Understanding Management Fees when Owning an Investment Property
For most rental property owners, deciding whether or not to use a property management company to manage their properties is a big decision. While a lot of investment property owners self-manage, a property management company is a good way to secure rental income without the stress and much less dedicated time. The trade off of course is the payment of management fees.
Property managers collect fees for the services they provide. They handle the stress and worry of screening perspective tenants, leasing properties, dealing with tenants, taking care of repairs, facing evictions, and knowing the legalities of rental properties, all for either a flat fee/cost of services or a percentage of the owner’s rental income. These management fees often break down into the following nine categories.
A leasing fee is charged to owners to cover the cost of advertising a vacant property, showing the rental, reviewing applications, screening tenants, processing lease paperwork, and preparing the property for move-in. These can sometimes be referred to as placement fees.
Monthly Management Fees
A monthly management fee is collected for performing all services associated with handling and processing rent payments, property inspections, managing maintenance requests and emergency maintenance calls. These fees typically range from 6-10% of collected rent on a property.
Some professional property managers charge a fee even if the rental unit is vacant and not making any rental income. These types of fees are usually small flat fees, and not all property managers charge them.
An on-boarding or setup fee can sometimes be charged as a one-time fee used to establish a new partnership with management and to set up a new account. They vary depending on the management company and not are always charged.

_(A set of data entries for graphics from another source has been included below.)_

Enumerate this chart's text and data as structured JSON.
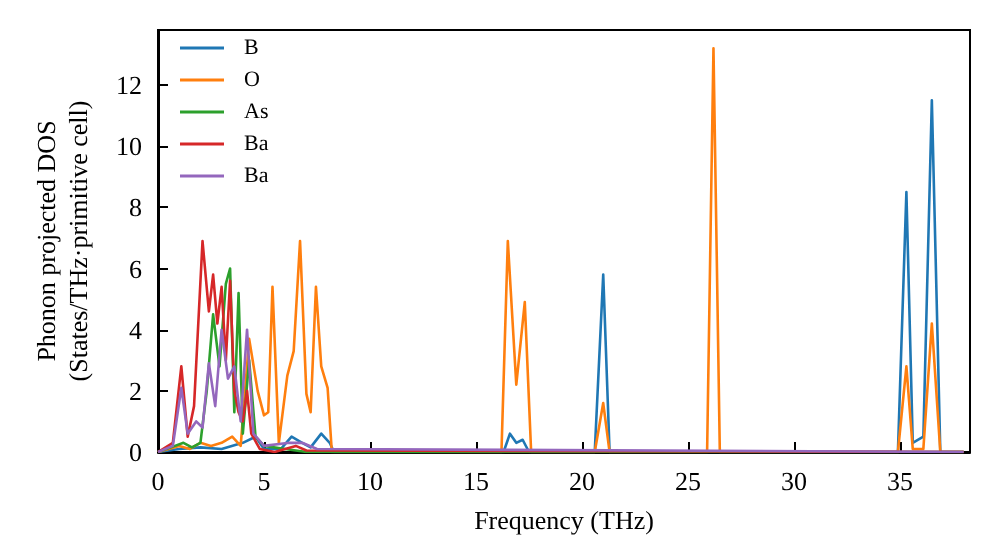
{
  "chart_data": {
    "type": "line",
    "xlabel": "Frequency (THz)",
    "ylabel": "Phonon projected DOS\n(States/THz·primitive cell)",
    "xlim": [
      0,
      38.3
    ],
    "ylim": [
      0,
      13.8
    ],
    "xticks": [
      0,
      5,
      10,
      15,
      20,
      25,
      30,
      35
    ],
    "yticks": [
      0,
      2,
      4,
      6,
      8,
      10,
      12
    ],
    "grid": false,
    "legend": "top left",
    "marker": "none",
    "line_style": "solid",
    "series": [
      {
        "name": "B",
        "color": "#1f77b4",
        "x": [
          0,
          1,
          2,
          3,
          4,
          4.6,
          5,
          5.8,
          6.3,
          6.8,
          7.2,
          7.7,
          8.1,
          8.3,
          16.3,
          16.6,
          16.9,
          17.2,
          17.5,
          20.6,
          21,
          21.3,
          34.9,
          35.3,
          35.6,
          36.1,
          36.5,
          36.9,
          38
        ],
        "values": [
          0,
          0.1,
          0.15,
          0.1,
          0.3,
          0.5,
          0.1,
          0.1,
          0.5,
          0.3,
          0.15,
          0.6,
          0.3,
          0,
          0,
          0.6,
          0.3,
          0.4,
          0,
          0,
          5.8,
          0,
          0,
          8.5,
          0.3,
          0.5,
          11.5,
          0,
          0
        ]
      },
      {
        "name": "O",
        "color": "#ff7f0e",
        "x": [
          0,
          1,
          1.5,
          2,
          2.5,
          3,
          3.5,
          3.9,
          4.3,
          4.7,
          5,
          5.2,
          5.4,
          5.7,
          6.1,
          6.4,
          6.7,
          7,
          7.2,
          7.45,
          7.7,
          8,
          8.2,
          16.2,
          16.5,
          16.9,
          17.3,
          17.6,
          20.6,
          21,
          21.3,
          25.9,
          26.2,
          26.5,
          34.9,
          35.3,
          35.6,
          36.1,
          36.5,
          36.9,
          38
        ],
        "values": [
          0,
          0.2,
          0.1,
          0.3,
          0.2,
          0.3,
          0.5,
          0.2,
          3.7,
          2,
          1.2,
          1.3,
          5.4,
          0.3,
          2.5,
          3.3,
          6.9,
          1.9,
          1.3,
          5.4,
          2.8,
          2.1,
          0,
          0,
          6.9,
          2.2,
          4.9,
          0,
          0,
          1.6,
          0,
          0,
          13.2,
          0,
          0,
          2.8,
          0.1,
          0.1,
          4.2,
          0,
          0
        ]
      },
      {
        "name": "As",
        "color": "#2ca02c",
        "x": [
          0,
          0.8,
          1.2,
          1.6,
          2,
          2.3,
          2.6,
          2.9,
          3.2,
          3.4,
          3.6,
          3.8,
          4,
          4.3,
          4.6,
          5,
          6,
          7,
          38
        ],
        "values": [
          0,
          0.2,
          0.3,
          0.15,
          0.3,
          2,
          4.5,
          2.8,
          5.5,
          6,
          1.3,
          5.2,
          0.6,
          3,
          0.5,
          0.2,
          0.1,
          0,
          0
        ]
      },
      {
        "name": "Ba",
        "color": "#d62728",
        "x": [
          0,
          0.7,
          1.1,
          1.4,
          1.7,
          2.1,
          2.4,
          2.6,
          2.8,
          3,
          3.2,
          3.4,
          3.6,
          3.8,
          4,
          4.2,
          4.4,
          4.8,
          5.5,
          6.5,
          7,
          38
        ],
        "values": [
          0,
          0.3,
          2.8,
          0.5,
          1.5,
          6.9,
          4.6,
          5.8,
          4.2,
          5.4,
          3,
          5.6,
          2,
          1.3,
          1,
          2,
          0.6,
          0.1,
          0,
          0.2,
          0.05,
          0
        ]
      },
      {
        "name": "Ba",
        "color": "#9467bd",
        "x": [
          0,
          0.7,
          1.1,
          1.4,
          1.8,
          2.1,
          2.4,
          2.7,
          3,
          3.3,
          3.6,
          3.9,
          4.2,
          4.5,
          5,
          6.2,
          6.8,
          7.5,
          38
        ],
        "values": [
          0,
          0.2,
          2.1,
          0.6,
          1,
          0.8,
          2.9,
          1.5,
          4,
          2.4,
          2.8,
          1,
          4,
          0.6,
          0.2,
          0.3,
          0.3,
          0.1,
          0
        ]
      }
    ]
  }
}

When a tenant pays rent late and incurs a late fee, some management companies can choose to collect all or a portion of the late fees charged to your tenants. They can also pass along 100% of late fee charges to the owner instead.
Some property management companies charge a markup for the cost of services when maintenance is needed on a property.
Lease Renewal Fees
Some property managers charge fees when a tenant decides to renew their lease on a property. These can be a flat fee or a full month’s rent. When it is charged it’s usually similar to a leasing fee.
Evictions take up a lot of time and energy, especially when courts get involved. Often management companies will charge fees based on the amount of effort and time it took to remedy or process an eviction. However, dealing with evictions is often the main reason that investment property owners choose to utilize a management company. They are complicated and take a fair degree of legal knowledge.
Other Income Fees
Some management companies choose to keep all, some, or none of the income associated with returned check fees, rental income for pets, lease violations fees, unpaid invoice fees, bill payment fees, or income from laundry or vending machines.
Sometimes property owners may feel that property management fees, regardless of the kind, are unnecessary. However, when a manager is needed to handle tricky, time consuming, or stressful situations, many owners realize how helpful property managers are. Professional property managers like Martin Feinberg can be a vital aspect of keeping an investment property financially viable.